An often-overlooked way to create more value is increasing ownership in your company through minority shareholder buyouts, especially in high-growth businesses. Growth companies frequently raise capital, and growth often takes longer than expected. Over time, some investors lose interest or seek liquidity, creating an opportunity for founders to increase their ownership stake.
We recently helped a company refinance debt, fund an acquisition, and repurchase roughly 10% of its equity from minority shareholders and select board members. Moves like this can significantly increase long-term value for remaining owners.
An ideal time to consider such shareholder buyouts is when the Company is profitable and can support debt service. Proactively approaching shareholders with a buyout offer can create a win-win outcome: investors receive solid return on their investment, while founders increase their ownership stake and participate more fully in the company’s future growth.

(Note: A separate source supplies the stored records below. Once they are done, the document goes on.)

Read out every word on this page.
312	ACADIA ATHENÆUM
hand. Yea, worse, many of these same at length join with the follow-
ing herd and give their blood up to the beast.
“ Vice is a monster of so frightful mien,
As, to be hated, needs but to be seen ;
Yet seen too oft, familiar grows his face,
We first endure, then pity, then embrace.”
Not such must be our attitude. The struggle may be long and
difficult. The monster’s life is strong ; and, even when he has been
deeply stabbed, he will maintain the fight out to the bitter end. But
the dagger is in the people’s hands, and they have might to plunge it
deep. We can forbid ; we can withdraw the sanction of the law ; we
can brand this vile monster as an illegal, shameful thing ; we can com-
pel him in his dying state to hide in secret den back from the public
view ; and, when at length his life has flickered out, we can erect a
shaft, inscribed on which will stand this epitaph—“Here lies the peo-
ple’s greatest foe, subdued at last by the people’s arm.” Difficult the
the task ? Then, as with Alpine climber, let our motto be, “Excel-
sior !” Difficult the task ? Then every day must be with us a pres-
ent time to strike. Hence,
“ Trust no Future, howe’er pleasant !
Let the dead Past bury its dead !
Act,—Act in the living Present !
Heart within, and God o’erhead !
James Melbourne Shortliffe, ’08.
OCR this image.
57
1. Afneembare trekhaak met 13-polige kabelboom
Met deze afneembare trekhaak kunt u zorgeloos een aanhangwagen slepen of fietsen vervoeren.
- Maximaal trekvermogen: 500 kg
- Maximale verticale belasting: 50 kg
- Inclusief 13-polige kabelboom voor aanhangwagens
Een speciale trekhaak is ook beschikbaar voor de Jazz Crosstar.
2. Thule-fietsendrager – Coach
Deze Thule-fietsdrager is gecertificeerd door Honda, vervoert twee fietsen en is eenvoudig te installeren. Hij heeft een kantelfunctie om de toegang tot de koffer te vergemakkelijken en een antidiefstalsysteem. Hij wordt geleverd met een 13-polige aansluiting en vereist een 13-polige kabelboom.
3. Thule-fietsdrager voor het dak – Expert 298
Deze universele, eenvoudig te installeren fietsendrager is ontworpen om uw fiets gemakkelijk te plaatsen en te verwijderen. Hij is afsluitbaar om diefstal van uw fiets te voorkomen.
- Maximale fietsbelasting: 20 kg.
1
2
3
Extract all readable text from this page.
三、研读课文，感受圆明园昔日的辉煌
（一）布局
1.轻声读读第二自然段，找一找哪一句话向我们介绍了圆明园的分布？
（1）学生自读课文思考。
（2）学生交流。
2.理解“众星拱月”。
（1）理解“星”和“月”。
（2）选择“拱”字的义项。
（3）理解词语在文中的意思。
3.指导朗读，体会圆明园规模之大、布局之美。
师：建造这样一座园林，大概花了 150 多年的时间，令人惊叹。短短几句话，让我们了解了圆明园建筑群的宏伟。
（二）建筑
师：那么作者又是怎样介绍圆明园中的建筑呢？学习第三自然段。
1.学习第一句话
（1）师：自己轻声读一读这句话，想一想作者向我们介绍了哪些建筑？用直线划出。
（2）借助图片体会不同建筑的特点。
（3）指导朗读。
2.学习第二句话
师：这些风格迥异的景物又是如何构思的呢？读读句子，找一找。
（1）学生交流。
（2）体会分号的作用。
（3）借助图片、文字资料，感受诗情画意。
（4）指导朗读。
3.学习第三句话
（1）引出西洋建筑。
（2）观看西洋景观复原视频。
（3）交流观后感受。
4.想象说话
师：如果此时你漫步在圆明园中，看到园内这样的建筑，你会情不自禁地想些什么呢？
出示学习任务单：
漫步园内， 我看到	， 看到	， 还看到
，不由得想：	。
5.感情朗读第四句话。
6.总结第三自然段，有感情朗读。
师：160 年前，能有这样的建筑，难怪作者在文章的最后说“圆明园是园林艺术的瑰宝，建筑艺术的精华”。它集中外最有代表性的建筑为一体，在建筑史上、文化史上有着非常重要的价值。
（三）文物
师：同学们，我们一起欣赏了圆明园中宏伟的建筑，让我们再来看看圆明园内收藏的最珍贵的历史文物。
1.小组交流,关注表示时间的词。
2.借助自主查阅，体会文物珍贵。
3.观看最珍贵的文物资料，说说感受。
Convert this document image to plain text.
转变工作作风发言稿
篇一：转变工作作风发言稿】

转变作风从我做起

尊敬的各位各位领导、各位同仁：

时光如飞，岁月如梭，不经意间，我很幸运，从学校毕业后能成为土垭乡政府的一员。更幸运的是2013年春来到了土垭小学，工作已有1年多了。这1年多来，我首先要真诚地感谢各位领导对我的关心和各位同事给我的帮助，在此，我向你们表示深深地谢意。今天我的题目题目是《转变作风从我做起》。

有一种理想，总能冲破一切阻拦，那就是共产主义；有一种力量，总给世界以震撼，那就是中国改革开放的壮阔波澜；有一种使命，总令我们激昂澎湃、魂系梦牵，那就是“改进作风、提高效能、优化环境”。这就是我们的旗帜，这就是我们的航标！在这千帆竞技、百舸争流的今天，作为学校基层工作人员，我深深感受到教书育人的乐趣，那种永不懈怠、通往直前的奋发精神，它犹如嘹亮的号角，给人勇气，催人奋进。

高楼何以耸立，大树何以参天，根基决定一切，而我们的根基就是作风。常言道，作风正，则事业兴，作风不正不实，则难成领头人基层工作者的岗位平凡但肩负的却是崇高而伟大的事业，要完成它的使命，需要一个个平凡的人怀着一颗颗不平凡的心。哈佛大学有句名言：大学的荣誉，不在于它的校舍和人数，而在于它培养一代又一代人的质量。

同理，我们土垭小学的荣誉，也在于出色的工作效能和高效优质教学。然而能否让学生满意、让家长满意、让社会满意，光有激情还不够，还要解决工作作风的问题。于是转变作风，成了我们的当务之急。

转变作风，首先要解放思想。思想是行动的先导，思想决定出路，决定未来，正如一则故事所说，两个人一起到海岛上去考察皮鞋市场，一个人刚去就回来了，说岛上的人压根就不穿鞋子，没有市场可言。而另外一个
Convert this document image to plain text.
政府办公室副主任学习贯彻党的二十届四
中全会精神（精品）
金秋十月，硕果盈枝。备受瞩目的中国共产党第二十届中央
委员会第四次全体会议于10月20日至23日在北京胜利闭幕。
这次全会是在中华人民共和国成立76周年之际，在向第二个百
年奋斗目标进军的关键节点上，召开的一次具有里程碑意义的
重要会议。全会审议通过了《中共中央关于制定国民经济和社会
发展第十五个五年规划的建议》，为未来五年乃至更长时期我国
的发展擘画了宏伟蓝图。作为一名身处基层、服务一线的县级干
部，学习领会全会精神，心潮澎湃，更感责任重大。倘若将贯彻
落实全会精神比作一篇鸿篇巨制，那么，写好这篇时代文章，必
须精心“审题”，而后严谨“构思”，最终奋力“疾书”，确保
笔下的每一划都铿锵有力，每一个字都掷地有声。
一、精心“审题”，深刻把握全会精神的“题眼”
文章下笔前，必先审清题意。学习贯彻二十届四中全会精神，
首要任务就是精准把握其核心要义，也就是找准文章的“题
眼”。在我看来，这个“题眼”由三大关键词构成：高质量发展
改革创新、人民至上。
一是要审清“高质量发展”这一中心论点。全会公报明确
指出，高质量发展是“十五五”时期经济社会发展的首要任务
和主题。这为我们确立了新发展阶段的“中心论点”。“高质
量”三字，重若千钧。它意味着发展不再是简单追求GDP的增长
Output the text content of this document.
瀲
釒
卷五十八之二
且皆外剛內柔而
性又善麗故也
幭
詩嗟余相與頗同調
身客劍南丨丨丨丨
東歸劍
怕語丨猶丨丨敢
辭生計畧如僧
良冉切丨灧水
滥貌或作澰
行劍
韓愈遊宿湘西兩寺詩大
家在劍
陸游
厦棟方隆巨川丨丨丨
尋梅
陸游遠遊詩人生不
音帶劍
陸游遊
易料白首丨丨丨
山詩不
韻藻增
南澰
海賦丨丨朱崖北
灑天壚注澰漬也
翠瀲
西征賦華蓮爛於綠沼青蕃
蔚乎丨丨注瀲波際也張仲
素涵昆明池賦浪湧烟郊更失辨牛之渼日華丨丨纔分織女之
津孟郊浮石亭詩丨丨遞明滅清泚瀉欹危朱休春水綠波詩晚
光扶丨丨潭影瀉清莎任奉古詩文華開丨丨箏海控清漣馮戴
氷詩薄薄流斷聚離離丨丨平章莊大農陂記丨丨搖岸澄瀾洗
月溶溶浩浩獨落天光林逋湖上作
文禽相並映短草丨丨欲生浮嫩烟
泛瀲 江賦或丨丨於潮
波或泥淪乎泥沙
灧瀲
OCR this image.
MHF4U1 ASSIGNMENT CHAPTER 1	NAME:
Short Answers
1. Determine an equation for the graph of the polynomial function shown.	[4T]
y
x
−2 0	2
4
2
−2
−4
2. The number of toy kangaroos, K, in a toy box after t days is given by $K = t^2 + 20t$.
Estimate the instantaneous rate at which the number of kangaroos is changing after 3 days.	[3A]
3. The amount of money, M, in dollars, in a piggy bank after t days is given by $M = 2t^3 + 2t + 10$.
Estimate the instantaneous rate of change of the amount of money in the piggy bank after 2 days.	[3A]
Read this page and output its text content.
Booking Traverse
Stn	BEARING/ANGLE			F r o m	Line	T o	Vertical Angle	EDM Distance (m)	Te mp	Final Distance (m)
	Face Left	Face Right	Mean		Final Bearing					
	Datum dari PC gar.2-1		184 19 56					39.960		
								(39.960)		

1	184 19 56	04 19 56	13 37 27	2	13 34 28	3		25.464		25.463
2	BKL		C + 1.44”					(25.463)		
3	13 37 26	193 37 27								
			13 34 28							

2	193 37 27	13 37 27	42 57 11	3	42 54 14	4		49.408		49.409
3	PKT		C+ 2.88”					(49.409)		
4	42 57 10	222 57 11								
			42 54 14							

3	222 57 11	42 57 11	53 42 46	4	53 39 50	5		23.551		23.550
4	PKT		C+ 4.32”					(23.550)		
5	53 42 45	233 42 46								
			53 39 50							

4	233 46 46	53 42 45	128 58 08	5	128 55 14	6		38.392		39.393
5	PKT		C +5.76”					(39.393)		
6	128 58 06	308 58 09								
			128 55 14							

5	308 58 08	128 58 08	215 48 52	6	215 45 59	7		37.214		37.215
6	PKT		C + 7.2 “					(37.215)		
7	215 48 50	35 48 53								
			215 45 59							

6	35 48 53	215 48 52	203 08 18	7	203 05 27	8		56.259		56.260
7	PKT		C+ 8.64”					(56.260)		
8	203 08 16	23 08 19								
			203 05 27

Here are several brief examples from other past clients that produced dramatic long-term results:
- A minority debt and equity investor passed away, and the estate requested repayment at par value (the original investment amount). Over the next decade, the company EBITDA grew from $2.5 million to over $50 million.
- An owner bought out a 50% equity investor for $5 million by exercising a pre-existing buyout clause (another good idea). The investor achieved a 3x return, but within 18 months, the owner took his company public and sold 30% of the company’s equity for $60 million at a $180 million valuation.
- A consumer brand and retailer proactively approached its joint venture partner in a foreign subsidiary to buy out its ownership stake. The partner agreed and even financed the transaction with a seller note. Over the next years, total company EBITDA grew from $12 million to $80 million.
If you have a growing business with investors interested to exit your company’s growth journey, now may be an excellent time to consider a minority shareholder buyout.